31 May 2010

Creating a bread loaf with vector shapes and Layer Styles tutorial

For the last step in this illustration, the table needs a loaf of bread sitting on it. Since the rest of the image was done with vector shapes and Layer Styles, the bread should be done in the same way to create a slightly stylized look and make it fit in with the rest of the image. Start out with the Pen tool to create a flat slice of bread. This can be done in either Illustrator or Photoshop; the result will be the same. To make a symmetrical shape like this, try making one half, then duplicate and mirror the shape. This is the best way to get the two sides to match up. In Photoshop, make a closed path on a new Shape layer. Select it with the Path Selection tool, duplicate it and transform the path, then Flip Horizontal. Move the two shapes together and with both selected, click the Combine button in the Options bar. Your shape should look about like this.

Duplicate this layer and transform the duplicate so that it matches up with your perspective lines. Then ALT/OPT drag with the Path Selection to make a copy of the shape on the same layer. Move it into position along the perspective lines, then use the Pen tool with the Add to shape area button selected to join the two profiles. This creates the overall loaf shape. You may want to round the far edge a bit, since it is not sliced. You can combine the shapes on this layer if you want. Double-click the Shape layer's color swatch and set it to PMS 4635. A dark brown Gradient Overlay in Multiply mode darkens the far edge of the loaf. Give it some Bevel and Emboss and a large Inner Glow of 464 in Multiply mode with a Noise of 7%. A dark Inner Shadow darkens the bottom edge of the bread where it's resting on the table. The line curving through the loaf is a new vector Shape layer created with the Pen tool and clipped to the main loaf layer. Give it a Fill of 0% so that only its Layer Styles are visible and Multiply Inner and Outer Glows as usual. A bit of Drop Shadow helps to bring it forward a bit. The highlight is an Inner Shadow. Use PMS 464 set to Screen mode with the Cone Contour. Set the Distance to 17 and the Size to 22 and give it a Noise of 11%.  The clipping mask of the bottom layer will hide all exterior effects that are outside the main loaf shape.

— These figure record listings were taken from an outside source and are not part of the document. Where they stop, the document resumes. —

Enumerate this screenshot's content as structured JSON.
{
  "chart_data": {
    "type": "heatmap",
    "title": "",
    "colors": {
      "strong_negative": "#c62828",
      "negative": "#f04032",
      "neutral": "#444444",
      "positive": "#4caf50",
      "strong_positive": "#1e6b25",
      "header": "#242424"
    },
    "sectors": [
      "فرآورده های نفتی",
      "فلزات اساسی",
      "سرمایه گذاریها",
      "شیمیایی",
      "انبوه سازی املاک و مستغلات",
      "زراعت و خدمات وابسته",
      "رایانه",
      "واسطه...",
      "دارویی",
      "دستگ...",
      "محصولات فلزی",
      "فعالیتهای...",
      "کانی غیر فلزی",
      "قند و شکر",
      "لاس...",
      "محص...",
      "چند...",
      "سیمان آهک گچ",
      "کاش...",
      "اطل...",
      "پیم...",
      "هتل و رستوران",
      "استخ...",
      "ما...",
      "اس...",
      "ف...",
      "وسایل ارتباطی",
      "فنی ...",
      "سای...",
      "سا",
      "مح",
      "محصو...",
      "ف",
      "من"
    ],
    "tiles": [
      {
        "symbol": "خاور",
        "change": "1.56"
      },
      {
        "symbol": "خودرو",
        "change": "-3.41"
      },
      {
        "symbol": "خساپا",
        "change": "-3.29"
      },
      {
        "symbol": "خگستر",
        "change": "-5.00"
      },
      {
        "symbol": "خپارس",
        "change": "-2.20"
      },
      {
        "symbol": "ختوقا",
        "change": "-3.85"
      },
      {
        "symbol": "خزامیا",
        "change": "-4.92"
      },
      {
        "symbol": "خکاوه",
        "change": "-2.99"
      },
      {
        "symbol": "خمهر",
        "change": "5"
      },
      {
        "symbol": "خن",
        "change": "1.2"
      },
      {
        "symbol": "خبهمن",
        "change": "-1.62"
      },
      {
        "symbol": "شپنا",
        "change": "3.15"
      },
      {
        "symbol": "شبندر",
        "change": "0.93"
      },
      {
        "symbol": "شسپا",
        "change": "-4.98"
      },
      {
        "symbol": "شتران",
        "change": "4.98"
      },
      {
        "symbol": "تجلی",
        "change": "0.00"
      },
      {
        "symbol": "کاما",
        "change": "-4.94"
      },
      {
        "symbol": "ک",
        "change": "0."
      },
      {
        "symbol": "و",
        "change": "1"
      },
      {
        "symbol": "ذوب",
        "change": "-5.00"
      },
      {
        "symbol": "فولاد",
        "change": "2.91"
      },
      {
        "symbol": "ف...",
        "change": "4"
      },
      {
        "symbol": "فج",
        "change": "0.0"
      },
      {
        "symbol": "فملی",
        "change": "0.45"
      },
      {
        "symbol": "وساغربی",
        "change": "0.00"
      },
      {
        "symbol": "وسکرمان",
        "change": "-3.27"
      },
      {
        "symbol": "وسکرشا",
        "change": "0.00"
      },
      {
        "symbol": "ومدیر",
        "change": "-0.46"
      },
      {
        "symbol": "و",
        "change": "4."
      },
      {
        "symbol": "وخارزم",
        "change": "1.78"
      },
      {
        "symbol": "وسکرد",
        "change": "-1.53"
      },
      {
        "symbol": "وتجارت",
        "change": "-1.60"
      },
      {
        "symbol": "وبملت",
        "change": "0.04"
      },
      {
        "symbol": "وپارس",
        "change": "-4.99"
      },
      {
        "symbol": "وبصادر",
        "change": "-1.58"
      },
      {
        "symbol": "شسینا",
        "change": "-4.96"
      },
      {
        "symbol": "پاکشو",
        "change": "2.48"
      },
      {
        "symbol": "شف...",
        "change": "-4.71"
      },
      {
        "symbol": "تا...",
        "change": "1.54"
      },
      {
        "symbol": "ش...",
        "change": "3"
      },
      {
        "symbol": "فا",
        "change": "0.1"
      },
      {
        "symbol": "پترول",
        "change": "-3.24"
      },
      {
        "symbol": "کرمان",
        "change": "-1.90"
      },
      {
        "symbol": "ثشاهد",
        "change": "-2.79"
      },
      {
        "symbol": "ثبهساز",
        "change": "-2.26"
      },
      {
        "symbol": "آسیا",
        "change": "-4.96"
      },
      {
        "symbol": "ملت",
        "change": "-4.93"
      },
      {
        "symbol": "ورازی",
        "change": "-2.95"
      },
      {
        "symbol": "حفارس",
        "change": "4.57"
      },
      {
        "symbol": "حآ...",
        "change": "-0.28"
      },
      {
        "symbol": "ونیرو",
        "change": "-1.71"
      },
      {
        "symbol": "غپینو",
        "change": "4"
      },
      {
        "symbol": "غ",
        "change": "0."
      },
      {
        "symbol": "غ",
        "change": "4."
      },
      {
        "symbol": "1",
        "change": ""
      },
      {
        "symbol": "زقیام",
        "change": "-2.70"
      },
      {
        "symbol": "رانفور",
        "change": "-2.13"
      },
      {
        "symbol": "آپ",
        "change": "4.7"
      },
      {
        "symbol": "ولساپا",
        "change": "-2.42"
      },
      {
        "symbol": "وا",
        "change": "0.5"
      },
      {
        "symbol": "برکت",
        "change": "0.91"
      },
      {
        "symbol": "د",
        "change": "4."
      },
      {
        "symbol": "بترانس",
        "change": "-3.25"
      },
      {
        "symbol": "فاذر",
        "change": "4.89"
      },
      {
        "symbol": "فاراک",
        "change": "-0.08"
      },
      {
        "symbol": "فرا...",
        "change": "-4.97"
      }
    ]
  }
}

Make a new Shape layer with a copy of the transformed slice shape and use PMS 7501 as its color fill. Clip it to the bottom loaf layer. Give it a Drop Shadow of 4655 in Screen mode and high Distance and Size values to create a soft, light edge along the top of the loaf. The Inner Glow is 471 in Multiply mode with a Noise of 14%. Use Precise as the Technique to make it conform to the edge more closely. The high Noise value breaks up the edge and blends it into the lighter interior color. For the Pattern Overlay, use Wrinkles, a default Photoshop pattern, set to Overlay at 15% Opacity so that you just get the darks and lights.

To make the slice, start with a duplicate of the original flat bread slice profile. Transform it into position and use the same Layer Styles as on the parts of the loaf. You will need two layers: one in PMS 4635 for the thickness with the front and back slice shapes with a connecting path in-between, and one in 7501 for the lighter interior bread color. You can right+click on the main loaf and slice layers and select Copy Layer Style from their drop-down menus, then right+click on the new layers and choose Paste Layer Style. Clip the top slice layer to the bottom one.

Duplicate these two layers and offset them a bit for the second slice of bread. The drop shadow of the top slice on the bottom slice is created by making a new Shape layer from the bottom path of the top slice and clipping it to the bottom slice layer (on top of the 7501 layer). Then  you can give it a Drop Shadow and it will only show up over the bottom slice and not outside of its path. I hope you could follow all that; it sounded a bit confusing.

Now the bread is almost done. It looks good, but it appears to be floating above the table and we need it to look like it's actually sitting on it. You can't use a Drop Shadow or Outer Glow on the loaf and slice layers, because that would tend to make it look like it's a flat bread image floating in front of a vertical backdrop. So, create a new Shape layer underneath all the bread layers. Use the Pen tool to make a shape that corresponds with the base of the bread that's touching the table. You can select the bottom path from the bottom slice layer with the Path Selection tool, copy, then paste it on this bottom shadow layer. Use a small Drop Shadow in PMS 4485 in Multiply mode and a very large Outer Glow in 4495 and Multiply mode (of course). Now it looks like the bread is really sitting on the table and you are done. If only you could eat it!